The Senate voted down the American Workers, State, and Business Relief Act of 2010, 57 to 41 (see an earlier version of the CBO’s estimate here for a breakdown of the Bill). The emergency extensions to weekly unemployment benefits will now expire, leaving many without government support as the labor market improves at snail speed.

Those who support the Bill claim that benefits prop up consumer spending. It is true, that unemployment benefits payments are more likely to be spent rather than saved. However, the latest version of the Bill allocated about $35 billion to benefits, just 0.34% of consumer spending in Q1 2010. Consequently, the direct impact on consumer spending of extending the benefits would have been small. (The provisions of the Bill in full would have quickened the recovery, according to David Resler at Nomura.)

Those who oppose the Bill claim that extending the benefits only increases the duration of unemployment – in May 2010 median duration was 23.2 weeks, its highest level since 1967. This is a weak argument when 7.4 million jobs, near 6% of the current payroll, have been lost since the onset of the recession (this is a cumulative number, which includes the gains since January 2010). The bulk of the unemployed would likely jump at an opportunity to work rather than live on benefits.

One way or another the government will plug the hole that is private spending. And the government will find this out the easy way (expansionary fiscal policy) or the hard way (perpetual deficits that result from weak private-sector tax revenue). Apparently it’s going to be the hard way.

At 9.7% unemployment, isn’t it obvious that Congress is not “spending” enough?

The chart illustrates the Nairu-implied level of unemployment (NAIRU, or the nonaccelerating inflation rate of unemployment) versus the measured rate of unemployment. The concept of NAIRU is limiting in that it inherently binds fiscal policy and is a theoretical notion at best; but it does present a baseline for comparison. The Nairu-implied level of unemployment is simply the CBO’s estimate of NAIRU multiplied by the current labor force. Let’s call points when the current level of unemployment is above the NAIRU-implied level as cyclical surplus of workers.

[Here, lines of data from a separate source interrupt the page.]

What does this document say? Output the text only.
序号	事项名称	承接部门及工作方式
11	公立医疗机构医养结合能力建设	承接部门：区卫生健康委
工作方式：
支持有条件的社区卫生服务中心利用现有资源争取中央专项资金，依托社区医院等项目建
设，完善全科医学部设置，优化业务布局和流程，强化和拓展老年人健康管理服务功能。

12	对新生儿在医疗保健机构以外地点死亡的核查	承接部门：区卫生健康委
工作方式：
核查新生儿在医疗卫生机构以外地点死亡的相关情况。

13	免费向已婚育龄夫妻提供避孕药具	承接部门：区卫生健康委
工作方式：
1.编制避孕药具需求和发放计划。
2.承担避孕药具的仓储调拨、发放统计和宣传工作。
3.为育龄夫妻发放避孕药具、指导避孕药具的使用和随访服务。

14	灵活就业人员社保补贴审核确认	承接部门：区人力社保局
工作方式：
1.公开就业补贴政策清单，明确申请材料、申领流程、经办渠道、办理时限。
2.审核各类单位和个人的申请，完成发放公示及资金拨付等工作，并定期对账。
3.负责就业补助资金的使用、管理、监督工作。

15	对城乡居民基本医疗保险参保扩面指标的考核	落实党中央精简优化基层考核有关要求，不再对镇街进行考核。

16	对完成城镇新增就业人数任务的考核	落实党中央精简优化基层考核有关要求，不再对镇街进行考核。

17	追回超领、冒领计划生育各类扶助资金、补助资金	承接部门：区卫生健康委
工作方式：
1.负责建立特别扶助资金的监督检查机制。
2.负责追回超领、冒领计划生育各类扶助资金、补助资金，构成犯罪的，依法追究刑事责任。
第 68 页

According to this measure of worker surplus, the state of the labor market is obvious: depressed. The NAIRU-implied level of unemployment is half of that currently measured by the BLS with a record wedge between the two. Furthermore, the cyclical surplus of workers in ’82-’83 – the last time the unemployment rate peaked above 10% – was relatively mild compared to current conditions.

By failing to pass this Bill, the Senate reiterated its unwillingness to support the US labor market. Of course benefits are not the answer – we need a comprehensive jobs Bill to mitigate the consequences of such a depressed labor market. (There was a good article on the longer term unemployment problem at the Curious Capitalist some months back.)